Body Centered Cubic, circa 1960Claire Falkenstein (American, 1908–1997)
Claire Falkenstein began her career at the center of San Francisco’s art scene. She was a painter and sculptor engaged with Pacific Coast Surrealism and a respected instructor at the California School of Fine Arts from 1947–49.
She moved to Paris in 1950 and continued her sculpture there on a smaller scale by making art jewelry. She mastered new techniques and forms, and increasingly used wire. By 1953, she had taken wire to unprecedented levels, constructing larger, complex nettings of filament, soldered wherever necessary. Her forms were open work pods or, in this instance, cubes. Falkenstein offered a radical solution to sculpture and space by manipulating material in such an original manner.
Her next major breakthrough came with the embedding of glass pieces into her lattices. At first these were wedged into place, wrapped by the wire, and held by pressure alone. In 1954, she learned kiln and torch techniques that allowed her to address the different melting points of her materials. Fragments of colored glass could be slumped amid the filaments, often fully encasing them. Further defining the fabric of space, glass also added a new sensuousness to the work.
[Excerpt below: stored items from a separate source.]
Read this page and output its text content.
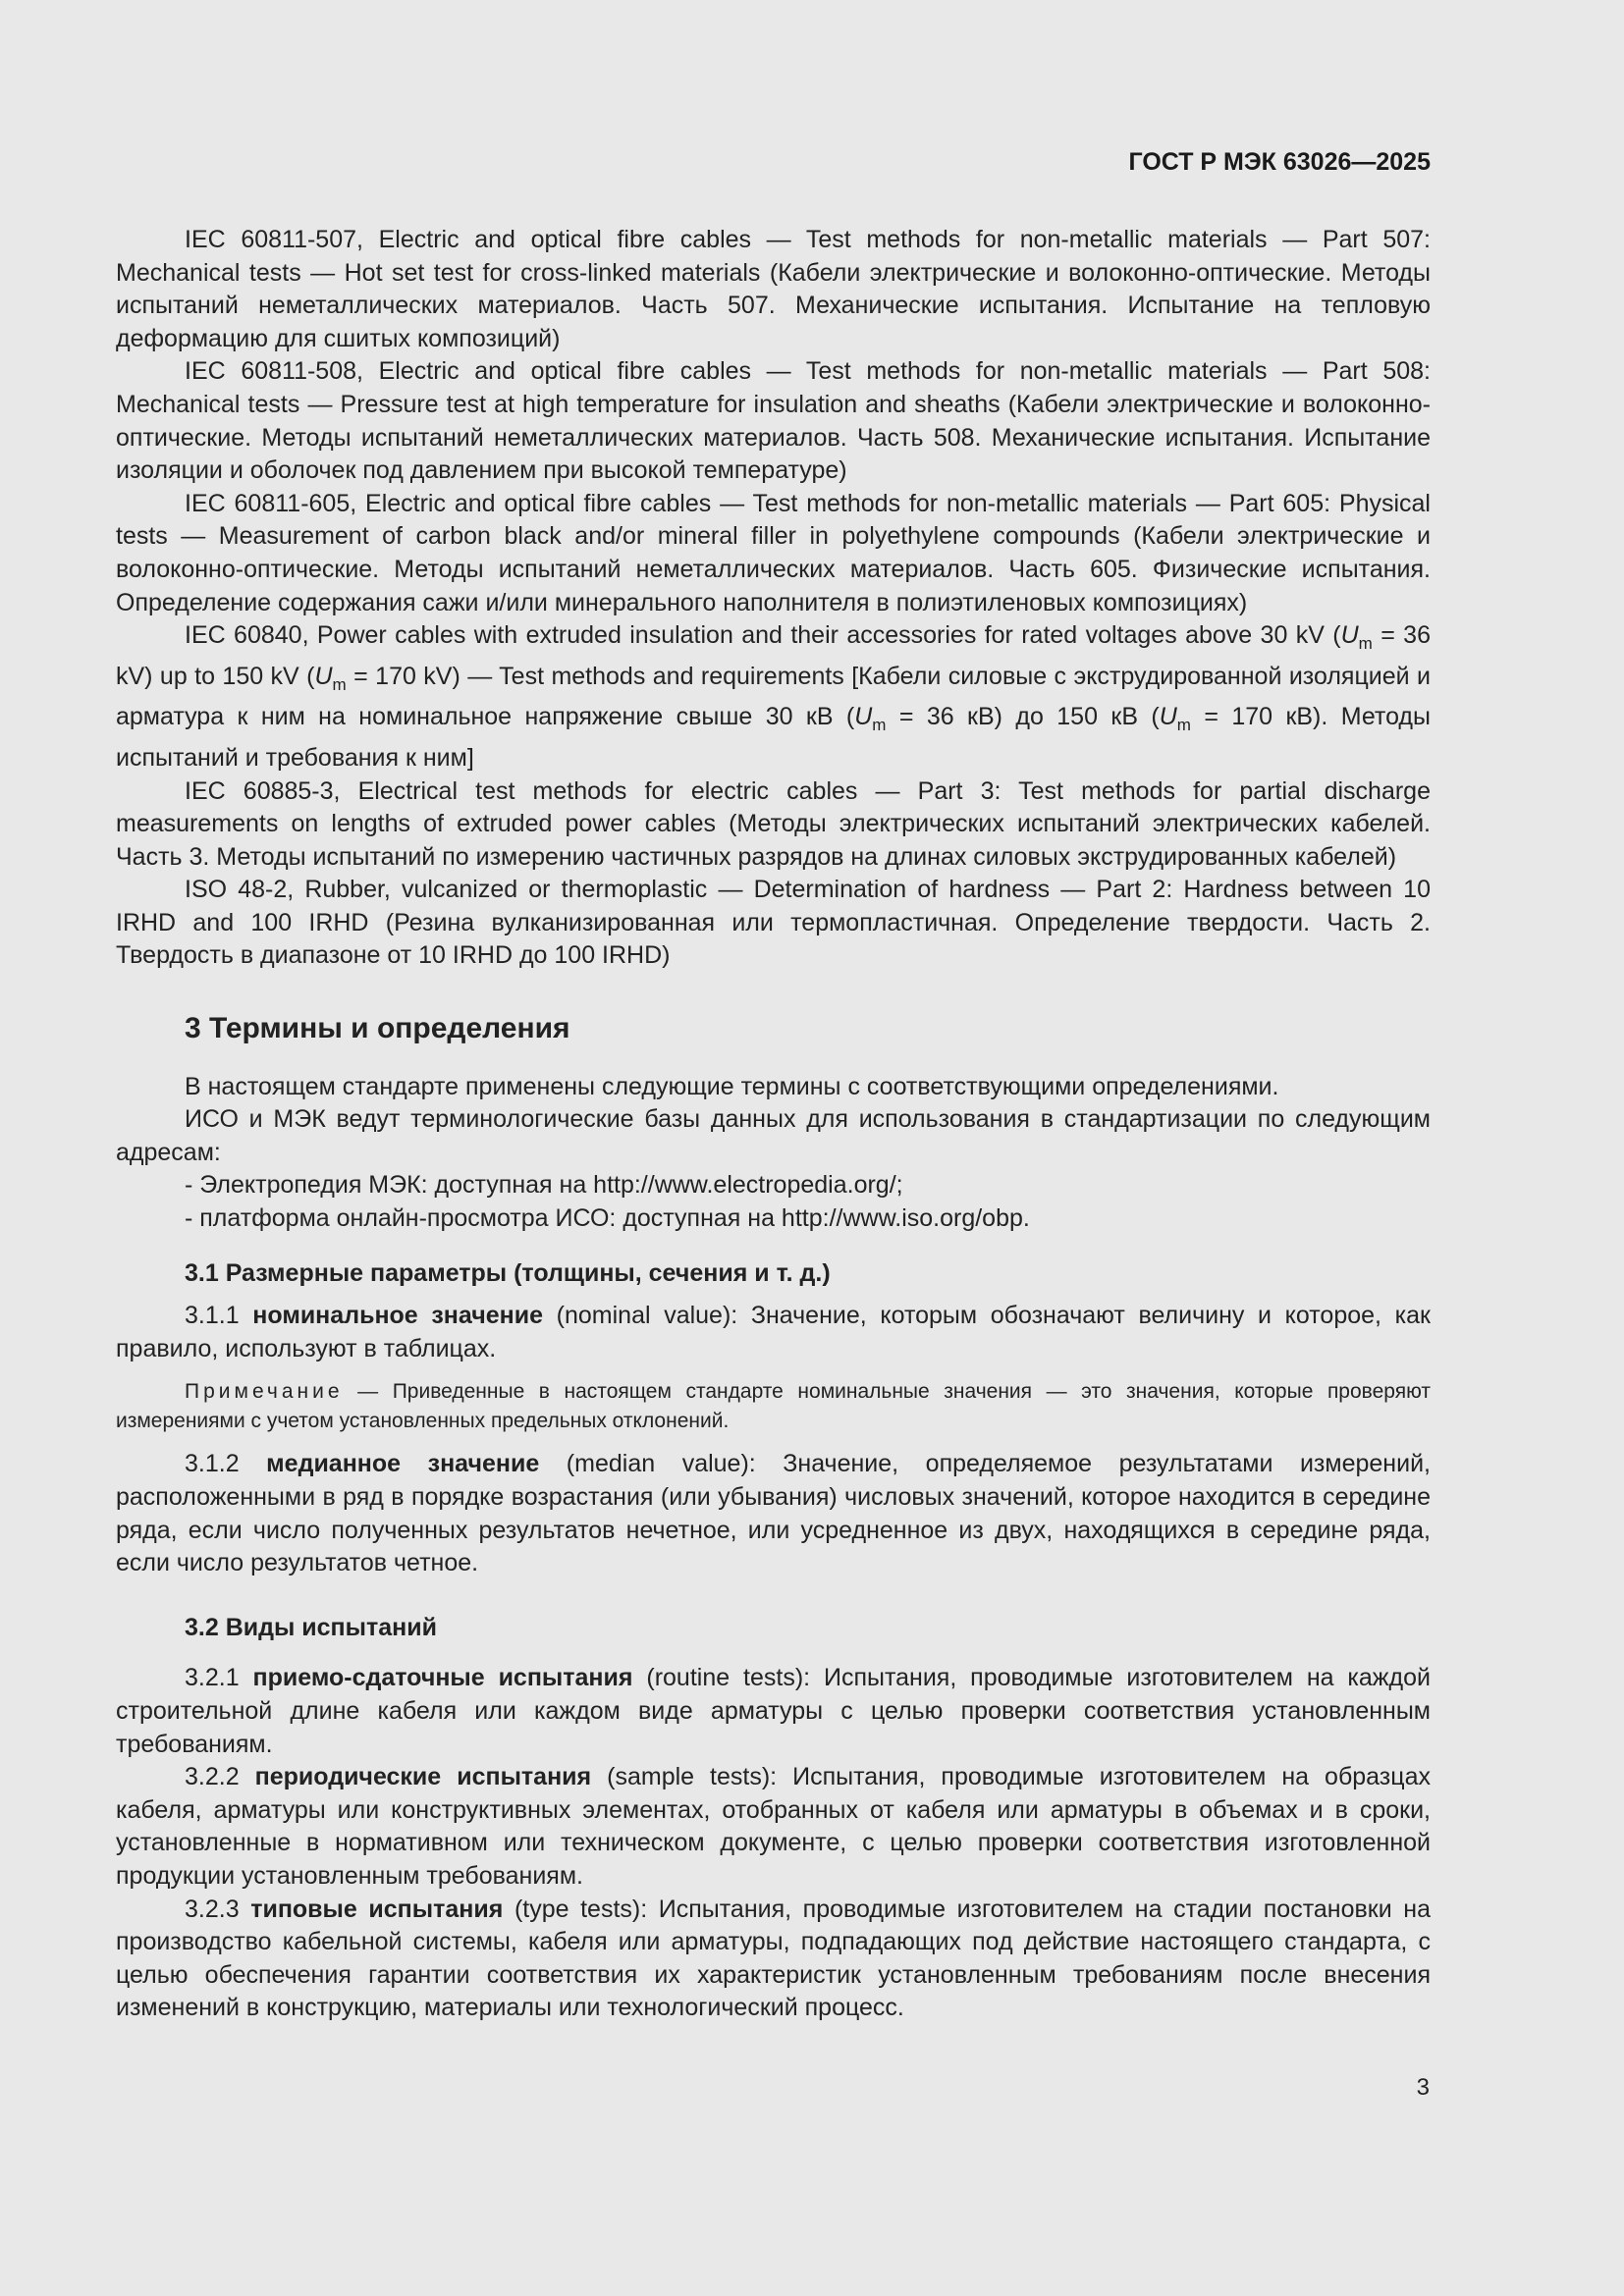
ГОСТ Р МЭК 63026—2025

IEC 60811-507, Electric and optical fibre cables — Test methods for non-metallic materials — Part 507: Mechanical tests — Hot set test for cross-linked materials (Кабели электрические и волоконно-оптические. Методы испытаний неметаллических материалов. Часть 507. Механические испытания. Испытание на тепловую деформацию для сшитых композиций)

IEC 60811-508, Electric and optical fibre cables — Test methods for non-metallic materials — Part 508: Mechanical tests — Pressure test at high temperature for insulation and sheaths (Кабели электрические и волоконно-оптические. Методы испытаний неметаллических материалов. Часть 508. Механические испытания. Испытание изоляции и оболочек под давлением при высокой температуре)

IEC 60811-605, Electric and optical fibre cables — Test methods for non-metallic materials — Part 605: Physical tests — Measurement of carbon black and/or mineral filler in polyethylene compounds (Кабели электрические и волоконно-оптические. Методы испытаний неметаллических материалов. Часть 605. Физические испытания. Определение содержания сажи и/или минерального наполнителя в полиэтиленовых композициях)

IEC 60840, Power cables with extruded insulation and their accessories for rated voltages above 30 kV ($U_m = 36$ kV) up to 150 kV ($U_m = 170$ kV) — Test methods and requirements [Кабели силовые с экструдированной изоляцией и арматура к ним на номинальное напряжение свыше 30 кВ ($U_m = 36$ кВ) до 150 кВ ($U_m = 170$ кВ). Методы испытаний и требования к ним]

IEC 60885-3, Electrical test methods for electric cables — Part 3: Test methods for partial discharge measurements on lengths of extruded power cables (Методы электрических испытаний электрических кабелей. Часть 3. Методы испытаний по измерению частичных разрядов на длинах силовых экструдированных кабелей)

ISO 48-2, Rubber, vulcanized or thermoplastic — Determination of hardness — Part 2: Hardness between 10 IRHD and 100 IRHD (Резина вулканизированная или термопластичная. Определение твердости. Часть 2. Твердость в диапазоне от 10 IRHD до 100 IRHD)

3 Термины и определения

В настоящем стандарте применены следующие термины с соответствующими определениями.

ИСО и МЭК ведут терминологические базы данных для использования в стандартизации по следующим адресам:

- Электропедия МЭК: доступная на http://www.electropedia.org/;

- платформа онлайн-просмотра ИСО: доступная на http://www.iso.org/obp.

3.1 Размерные параметры (толщины, сечения и т. д.)

3.1.1 номинальное значение (nominal value): Значение, которым обозначают величину и которое, как правило, используют в таблицах.

Примечание — Приведенные в настоящем стандарте номинальные значения — это значения, которые проверяют измерениями с учетом установленных предельных отклонений.

3.1.2 медианное значение (median value): Значение, определяемое результатами измерений, расположенными в ряд в порядке возрастания (или убывания) числовых значений, которое находится в середине ряда, если число полученных результатов нечетное, или усредненное из двух, находящихся в середине ряда, если число результатов четное.

3.2 Виды испытаний

3.2.1 приемо-сдаточные испытания (routine tests): Испытания, проводимые изготовителем на каждой строительной длине кабеля или каждом виде арматуры с целью проверки соответствия установленным требованиям.

3.2.2 периодические испытания (sample tests): Испытания, проводимые изготовителем на образцах кабеля, арматуры или конструктивных элементах, отобранных от кабеля или арматуры в объемах и в сроки, установленные в нормативном или техническом документе, с целью проверки соответствия изготовленной продукции установленным требованиям.

3.2.3 типовые испытания (type tests): Испытания, проводимые изготовителем на стадии постановки на производство кабельной системы, кабеля или арматуры, подпадающих под действие настоящего стандарта, с целью обеспечения гарантии соответствия их характеристик установленным требованиям после внесения изменений в конструкцию, материалы или технологический процесс.

3
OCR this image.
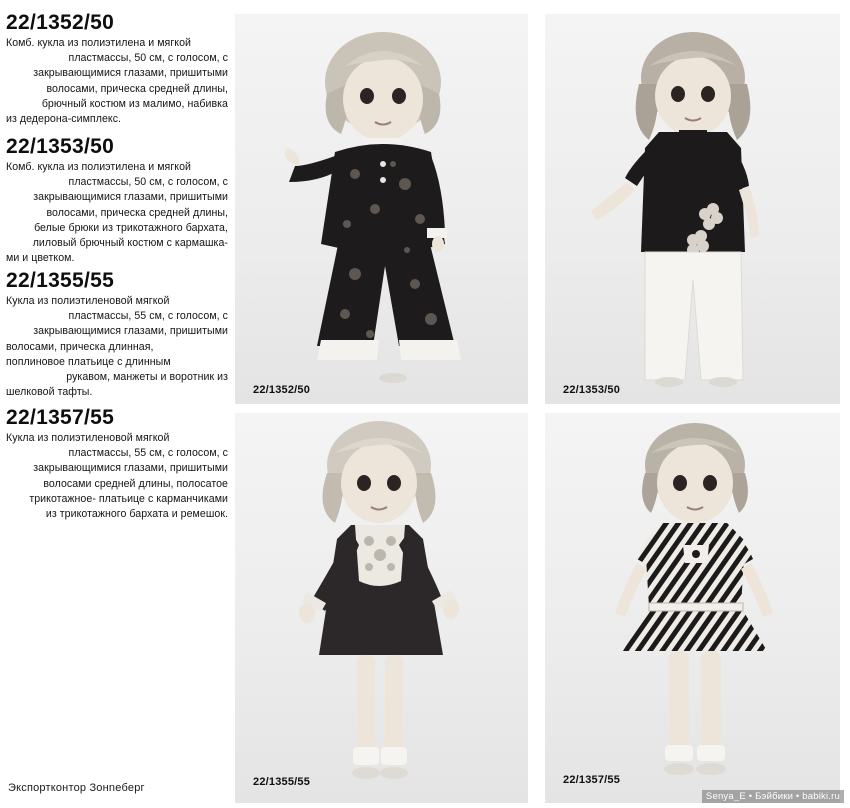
22/1352/50
Комб. кукла из полиэтилена и мягкой
пластмассы, 50 см, с голосом, с
закрывающимися глазами, пришитыми
волосами, прическа средней длины,
брючный костюм из малимо, набивка
из дедерона-симплекс.
22/1353/50
Комб. кукла из полиэтилена и мягкой
пластмассы, 50 см, с голосом, с
закрывающимися глазами, пришитыми
волосами, прическа средней длины,
белые брюки из трикотажного бархата,
лиловый брючный костюм с кармашка-
ми и цветком.
22/1355/55
Кукла из полиэтиленовой мягкой
пластмассы, 55 см, с голосом, с
закрывающимися глазами, пришитыми
волосами, прическа длинная,
поплиновое платьице с длинным
рукавом, манжеты и воротник из
шелковой тафты.
22/1357/55
Кукла из полиэтиленовой мягкой
пластмассы, 55 см, с голосом, с
закрывающимися глазами, пришитыми
волосами средней длины, полосатое
трикотажное- платьице с карманчиками
из трикотажного бархата и ремешок.
Экспортконтор Зонneберг
22/1352/50	22/1353/50
22/1355/55	22/1357/55
Senya_E • Бэйбики • babiki.ru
With her nontraditional materials, organic forms, and innovative processes, Falkenstein’s aesthetic fit nicely with the Art Informel, an improvisational movement favored by the art critic Michel Tapié in his book Un Art Autre (1952). Tapié’s support cemented Falkenstein’s reputation abroad. In 1962, she left Europe to continue her career in Los Angeles, and by the 1970s, she had executed numerous commissions for monumental works.